By tackling presenteeism, we can make the most of our workdays and treat our free time as a chance to do more of what we love, rather than being a finish line that we cross in the end. of each day or week – exhausted and breathless.

For organizations, that means doing three things right.

First of all, wellness isn’t just wellness, it’s a strategic opportunity. While supporting the well-being of people should always come from the heart, it is also a virtuous circle for the results of a company with a demonstrable return on investment.

When we care for our people correctly and with integrity, we reduce presenteeism and absenteeism, which leads to lower personnel costs (the biggest expense for many companies). We also reduce the business risks associated with health and safety incidents and reap the benefits of a high performing organization that attracts and retains the right talent in a tight market.

Second, you don’t know what you can’t see. Sometimes you have to dig below the surface to understand the magnitude of the problem. We often speak with employers who judge the health of their employees based on whether they hear of problems or not, not realizing that the responsibility for creating a culture of safe disclosure lies firmly with their courts. Plus, waiting until issues are serious enough to land on the CEO’s desk is a costly exercise for everyone involved. Proactive support is crucial.

The most effective way to accurately and proactively determine well-being and presenteeism is to conduct anonymous assessments that provide a full picture of the results and the factors that contribute to them, supplemented by 1: 1 interviews and conversations. team.

These communication channels allow business leaders to accurately assess the scale of any problem and take evidence-based action to address them at the root.

Third, building a culture of well-being and productivity means helping workers to be truly present. Once you’ve brought well-being to the board and determined the extent of the problem and its cause, that’s when the real work begins.

Some of the best initiatives range from actively encouraging sick time and vacations to having protocols in place for limited email access and scheduled shared recovery times where meetings aren’t booked, like around lunch time.

Addressing presenteeism and being truly present is the antidote to our “always on” culture – where our thoughts, emotions and actions collide. Being authentically present helps calm overwhelm, the spiral of stress and the need to work late to “show face.”

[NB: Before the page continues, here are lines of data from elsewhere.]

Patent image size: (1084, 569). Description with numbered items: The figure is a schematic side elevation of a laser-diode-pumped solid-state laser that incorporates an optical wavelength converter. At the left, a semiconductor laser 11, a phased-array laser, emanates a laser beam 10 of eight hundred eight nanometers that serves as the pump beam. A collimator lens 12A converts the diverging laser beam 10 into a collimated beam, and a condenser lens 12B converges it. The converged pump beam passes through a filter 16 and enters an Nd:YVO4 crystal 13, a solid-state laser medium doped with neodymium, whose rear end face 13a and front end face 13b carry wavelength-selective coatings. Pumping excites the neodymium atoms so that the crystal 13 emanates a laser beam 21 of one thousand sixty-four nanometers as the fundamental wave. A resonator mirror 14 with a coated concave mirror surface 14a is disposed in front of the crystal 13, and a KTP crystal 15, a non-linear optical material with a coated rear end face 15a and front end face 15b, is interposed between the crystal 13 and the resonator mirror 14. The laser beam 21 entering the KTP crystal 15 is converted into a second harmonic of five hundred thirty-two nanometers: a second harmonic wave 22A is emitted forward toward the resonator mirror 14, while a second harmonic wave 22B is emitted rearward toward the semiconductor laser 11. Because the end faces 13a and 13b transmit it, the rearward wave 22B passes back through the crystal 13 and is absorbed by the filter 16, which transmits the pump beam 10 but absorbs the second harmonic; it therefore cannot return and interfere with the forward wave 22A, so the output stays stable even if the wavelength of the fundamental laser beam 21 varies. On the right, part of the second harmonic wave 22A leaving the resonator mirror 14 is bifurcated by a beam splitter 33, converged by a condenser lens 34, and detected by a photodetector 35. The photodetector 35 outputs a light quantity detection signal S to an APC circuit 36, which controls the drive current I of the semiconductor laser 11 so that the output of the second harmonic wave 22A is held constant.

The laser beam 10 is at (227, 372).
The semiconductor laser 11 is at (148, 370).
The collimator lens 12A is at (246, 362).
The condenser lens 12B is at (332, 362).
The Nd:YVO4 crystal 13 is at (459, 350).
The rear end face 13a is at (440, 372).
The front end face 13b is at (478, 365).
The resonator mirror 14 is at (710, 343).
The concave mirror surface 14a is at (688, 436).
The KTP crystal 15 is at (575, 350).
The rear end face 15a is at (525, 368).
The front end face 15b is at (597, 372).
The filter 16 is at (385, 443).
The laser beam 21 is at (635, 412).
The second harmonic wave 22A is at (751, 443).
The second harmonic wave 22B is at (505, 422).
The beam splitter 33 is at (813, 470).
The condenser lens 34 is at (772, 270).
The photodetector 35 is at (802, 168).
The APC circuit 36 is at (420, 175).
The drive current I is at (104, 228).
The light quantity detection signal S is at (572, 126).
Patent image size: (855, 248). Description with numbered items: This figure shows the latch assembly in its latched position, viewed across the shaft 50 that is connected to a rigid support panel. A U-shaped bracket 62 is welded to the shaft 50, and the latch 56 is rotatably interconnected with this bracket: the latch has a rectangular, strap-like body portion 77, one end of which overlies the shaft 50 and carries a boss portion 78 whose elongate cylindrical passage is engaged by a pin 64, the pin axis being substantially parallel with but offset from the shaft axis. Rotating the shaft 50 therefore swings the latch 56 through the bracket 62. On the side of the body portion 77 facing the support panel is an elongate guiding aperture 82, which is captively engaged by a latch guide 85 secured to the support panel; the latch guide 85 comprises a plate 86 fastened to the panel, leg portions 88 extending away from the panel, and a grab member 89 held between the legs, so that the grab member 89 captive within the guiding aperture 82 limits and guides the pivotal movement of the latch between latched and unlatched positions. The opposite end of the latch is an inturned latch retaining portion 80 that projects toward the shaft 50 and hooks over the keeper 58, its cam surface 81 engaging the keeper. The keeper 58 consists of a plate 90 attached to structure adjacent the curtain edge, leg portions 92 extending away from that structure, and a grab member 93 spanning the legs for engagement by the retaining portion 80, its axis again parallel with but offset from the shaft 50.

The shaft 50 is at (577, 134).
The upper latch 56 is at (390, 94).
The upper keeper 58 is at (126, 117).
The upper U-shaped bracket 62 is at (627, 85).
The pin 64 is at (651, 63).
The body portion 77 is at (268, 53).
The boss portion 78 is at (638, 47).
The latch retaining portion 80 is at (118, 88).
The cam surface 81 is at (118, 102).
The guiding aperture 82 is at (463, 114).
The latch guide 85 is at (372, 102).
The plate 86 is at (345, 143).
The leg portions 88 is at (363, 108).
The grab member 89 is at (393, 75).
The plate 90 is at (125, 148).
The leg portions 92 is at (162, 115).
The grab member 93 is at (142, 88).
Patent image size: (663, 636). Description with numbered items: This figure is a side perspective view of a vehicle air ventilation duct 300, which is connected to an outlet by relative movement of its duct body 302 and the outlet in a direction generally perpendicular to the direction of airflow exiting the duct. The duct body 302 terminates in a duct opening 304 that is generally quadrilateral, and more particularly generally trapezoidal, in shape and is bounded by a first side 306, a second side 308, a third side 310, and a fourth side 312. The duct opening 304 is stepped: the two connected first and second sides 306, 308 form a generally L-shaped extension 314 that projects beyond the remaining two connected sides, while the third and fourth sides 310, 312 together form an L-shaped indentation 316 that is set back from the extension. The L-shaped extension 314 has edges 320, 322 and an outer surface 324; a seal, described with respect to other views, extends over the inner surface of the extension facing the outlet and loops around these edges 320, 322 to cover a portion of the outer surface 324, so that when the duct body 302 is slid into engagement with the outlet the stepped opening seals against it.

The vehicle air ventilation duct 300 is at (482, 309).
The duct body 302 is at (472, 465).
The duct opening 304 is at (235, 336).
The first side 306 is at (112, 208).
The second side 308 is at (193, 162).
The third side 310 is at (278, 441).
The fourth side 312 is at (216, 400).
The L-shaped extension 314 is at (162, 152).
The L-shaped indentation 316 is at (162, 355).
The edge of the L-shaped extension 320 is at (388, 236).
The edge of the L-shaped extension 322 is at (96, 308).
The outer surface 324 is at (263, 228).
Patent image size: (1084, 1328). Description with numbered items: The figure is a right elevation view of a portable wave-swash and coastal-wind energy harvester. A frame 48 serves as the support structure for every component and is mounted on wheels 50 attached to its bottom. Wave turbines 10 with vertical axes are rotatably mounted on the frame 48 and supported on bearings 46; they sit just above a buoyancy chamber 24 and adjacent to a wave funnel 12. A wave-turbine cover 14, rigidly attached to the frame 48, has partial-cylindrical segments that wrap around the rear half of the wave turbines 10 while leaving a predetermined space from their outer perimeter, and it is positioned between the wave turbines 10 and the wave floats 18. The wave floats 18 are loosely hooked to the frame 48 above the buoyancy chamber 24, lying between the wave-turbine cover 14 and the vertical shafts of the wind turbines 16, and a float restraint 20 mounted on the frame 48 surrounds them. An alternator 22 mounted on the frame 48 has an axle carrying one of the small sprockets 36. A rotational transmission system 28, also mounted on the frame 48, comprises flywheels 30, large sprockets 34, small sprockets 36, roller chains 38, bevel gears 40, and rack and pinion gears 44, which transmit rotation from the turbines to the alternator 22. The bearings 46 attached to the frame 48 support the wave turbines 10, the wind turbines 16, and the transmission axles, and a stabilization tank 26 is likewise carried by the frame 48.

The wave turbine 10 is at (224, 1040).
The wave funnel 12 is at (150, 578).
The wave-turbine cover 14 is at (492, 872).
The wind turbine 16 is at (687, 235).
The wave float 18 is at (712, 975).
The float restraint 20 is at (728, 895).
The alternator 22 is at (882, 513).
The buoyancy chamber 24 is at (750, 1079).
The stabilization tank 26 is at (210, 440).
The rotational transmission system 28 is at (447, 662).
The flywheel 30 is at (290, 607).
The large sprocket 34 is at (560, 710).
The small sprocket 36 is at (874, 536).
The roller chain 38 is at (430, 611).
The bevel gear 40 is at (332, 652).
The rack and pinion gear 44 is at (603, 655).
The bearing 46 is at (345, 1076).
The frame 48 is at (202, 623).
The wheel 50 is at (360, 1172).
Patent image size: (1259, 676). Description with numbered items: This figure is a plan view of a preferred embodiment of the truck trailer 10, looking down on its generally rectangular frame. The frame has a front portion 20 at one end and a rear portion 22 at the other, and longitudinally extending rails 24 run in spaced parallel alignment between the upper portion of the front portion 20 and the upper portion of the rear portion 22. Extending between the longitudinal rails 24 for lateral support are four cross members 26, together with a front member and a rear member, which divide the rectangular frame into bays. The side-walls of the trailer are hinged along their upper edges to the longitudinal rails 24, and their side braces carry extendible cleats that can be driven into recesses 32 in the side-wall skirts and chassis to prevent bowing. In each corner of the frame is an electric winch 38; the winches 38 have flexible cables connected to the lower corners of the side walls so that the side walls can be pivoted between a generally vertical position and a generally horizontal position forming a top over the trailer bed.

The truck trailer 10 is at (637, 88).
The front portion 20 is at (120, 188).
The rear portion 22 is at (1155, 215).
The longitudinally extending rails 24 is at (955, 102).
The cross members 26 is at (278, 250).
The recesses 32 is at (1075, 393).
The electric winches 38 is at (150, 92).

It creates space to rest and recuperate, a focus on results rather than hours worked, greater collaboration and creativity and, ultimately, greater productivity and performance.

  • Dr Amanda Wallis leads the research program at Well-being umbrella and is passionate about making psychological research usable in our everyday lives.

  • Gaynor Parkin is a clinical psychologist and CEO of Umbrella Wellbeing, a team of psychologists who support well-being at work.